Sentito nell’udienza del 6 novembre l’unico sopravvissuto di quella notte, il capitano Nicola Guidi che si difende dall’accusa di omicidio. Alla presenza dell’avvocato difensore Francesco Voltattorni, il Pm Cinzia Piccioni e il giudice Giuliana Filippello, Guidi continua a ribadire di non sapere cosa sia successo all’imbarcazione durante la notte tra il 25 e 26 ottobre del 2006.

Dell’equipaggio formato  da Luigi Luccheti, Ounis Gasmi e Francesco Annibali, proprio quest’ultimo era sveglio sulla plancia mentre gli altri dormivano.

Il pm incalza soprattutto sulle due versioni di Guidi, una data alla guarda costiera  sia per radio sia personalmente nei giorni successivi, in cui si avvince che il capitano fu svegliato da Annibali, poi in un secondo momento si è parlato di risveglio dovuto allo sbandamento del peschereccio. “E’ successo tutto velocemente e forse tra i rumori della barca e il richiamo di Annibali, non so cosa sia avvenuto prima. Mi ricordo che gli chiesi cosa era successo e che lui non mi rispose. Erano tutti molto agitati in quel momento”.

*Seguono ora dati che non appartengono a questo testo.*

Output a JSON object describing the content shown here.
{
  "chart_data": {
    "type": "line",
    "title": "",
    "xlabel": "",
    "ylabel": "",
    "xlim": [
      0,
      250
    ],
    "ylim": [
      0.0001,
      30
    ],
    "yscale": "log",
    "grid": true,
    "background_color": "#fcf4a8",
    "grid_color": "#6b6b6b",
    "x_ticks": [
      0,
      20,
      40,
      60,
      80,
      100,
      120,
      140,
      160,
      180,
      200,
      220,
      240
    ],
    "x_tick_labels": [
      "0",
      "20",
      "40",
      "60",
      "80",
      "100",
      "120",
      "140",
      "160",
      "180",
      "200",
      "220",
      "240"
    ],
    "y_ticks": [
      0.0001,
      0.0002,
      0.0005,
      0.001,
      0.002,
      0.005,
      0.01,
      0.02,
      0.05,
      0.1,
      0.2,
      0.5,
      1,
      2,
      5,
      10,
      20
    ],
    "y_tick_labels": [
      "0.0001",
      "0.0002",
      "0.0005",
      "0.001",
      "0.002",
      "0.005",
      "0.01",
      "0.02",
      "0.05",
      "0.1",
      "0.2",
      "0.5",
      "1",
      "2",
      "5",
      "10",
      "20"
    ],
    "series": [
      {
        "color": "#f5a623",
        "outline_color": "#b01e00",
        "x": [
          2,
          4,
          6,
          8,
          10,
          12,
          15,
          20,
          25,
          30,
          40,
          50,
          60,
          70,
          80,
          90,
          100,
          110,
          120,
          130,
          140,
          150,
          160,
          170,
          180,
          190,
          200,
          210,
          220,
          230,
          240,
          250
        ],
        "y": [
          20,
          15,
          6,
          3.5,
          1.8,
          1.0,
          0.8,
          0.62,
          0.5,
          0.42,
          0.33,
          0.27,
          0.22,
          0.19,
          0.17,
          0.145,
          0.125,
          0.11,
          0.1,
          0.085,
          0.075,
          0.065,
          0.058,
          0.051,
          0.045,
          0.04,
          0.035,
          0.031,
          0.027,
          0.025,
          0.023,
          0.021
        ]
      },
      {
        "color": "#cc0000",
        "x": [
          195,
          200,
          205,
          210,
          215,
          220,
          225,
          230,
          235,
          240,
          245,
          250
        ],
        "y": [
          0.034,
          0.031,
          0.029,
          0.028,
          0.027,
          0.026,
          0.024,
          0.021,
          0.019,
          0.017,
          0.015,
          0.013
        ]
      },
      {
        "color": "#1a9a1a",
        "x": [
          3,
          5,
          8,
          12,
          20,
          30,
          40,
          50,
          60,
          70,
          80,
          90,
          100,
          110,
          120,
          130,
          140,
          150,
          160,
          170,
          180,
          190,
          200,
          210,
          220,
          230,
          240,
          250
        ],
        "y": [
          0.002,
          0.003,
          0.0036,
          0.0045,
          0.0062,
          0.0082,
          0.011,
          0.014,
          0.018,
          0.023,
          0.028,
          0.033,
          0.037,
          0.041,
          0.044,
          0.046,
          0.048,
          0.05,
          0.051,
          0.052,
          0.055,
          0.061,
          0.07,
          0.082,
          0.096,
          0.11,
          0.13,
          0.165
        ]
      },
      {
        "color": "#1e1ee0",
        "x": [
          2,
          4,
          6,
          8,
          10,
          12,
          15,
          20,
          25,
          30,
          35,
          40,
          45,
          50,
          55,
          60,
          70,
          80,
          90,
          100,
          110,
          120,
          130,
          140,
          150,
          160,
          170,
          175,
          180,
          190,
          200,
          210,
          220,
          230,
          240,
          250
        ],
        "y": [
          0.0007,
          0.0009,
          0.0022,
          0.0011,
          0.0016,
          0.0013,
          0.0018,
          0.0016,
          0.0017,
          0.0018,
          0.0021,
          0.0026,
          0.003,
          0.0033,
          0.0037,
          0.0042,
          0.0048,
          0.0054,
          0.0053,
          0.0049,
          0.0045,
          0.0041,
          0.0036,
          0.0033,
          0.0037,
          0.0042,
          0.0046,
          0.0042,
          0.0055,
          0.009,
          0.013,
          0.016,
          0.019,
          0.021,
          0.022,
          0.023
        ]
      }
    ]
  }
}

L’avvocato Voltattorni ha invece puntato a chiarire due punti: il ritrovamento del corpo di Annibali in maniche corte, nonostante fosse ottobre inoltrato e  poi il come mai della certezza per il capitano che i corpi dei compagni fossero rimasti nell’imbarcazione.

Guidi: “Annibali era vestito leggero perché nel peschereccio i termosifoni sono sempre accesi, anche d’estate, per togliere l’ umidità. In più non è che si trovasse all’aperto, ma era in una cabina. Sapevo che i corpi erano rimasti bloccati nell’imbarcazione perché, come ho precisato non c’erano né venti né correnti particolari, il mare era piatto. Se fossero stati in acqua i miei compagni sarebbero stati vicino a me e alla scia di carburante disperso in mare. Ho provato comunque a chiamarli a fischiare, ma niente”.

Dopo l’ennesima ricostruzione dei momenti che seguirono il primo sbandamento della nave e la conferma di Guidi che fu proprio lui a distribuire giubbetti di salvataggio e fischietti e ad invitare l’equipaggio a seguirlo,  giunge il commento lapidario del giudice Filippello: “La legge non richiede eroismo, ma il faccio strada equivale all’abbandonare per primi la nave”.

Il capitano risponde: “Più che distribuire l’equipaggiamento di salvataggio e indicare le modalità per l’uscita dal mezzo cosa dovevo fare?”

Ultima richiesta del difensore, dopo aver come  ricordato come dato di fatto che l’elica era sgranata,  è stata quella di descrivere le condizioni visive una vota in mare, dove, lo ricordiamo Guidi è rimasto più di tre ore.

“Sono miope, non avevo gli occhiali con me e la notte era senza luna- commenta il capitano- ma vedevo delle luci da lontano”.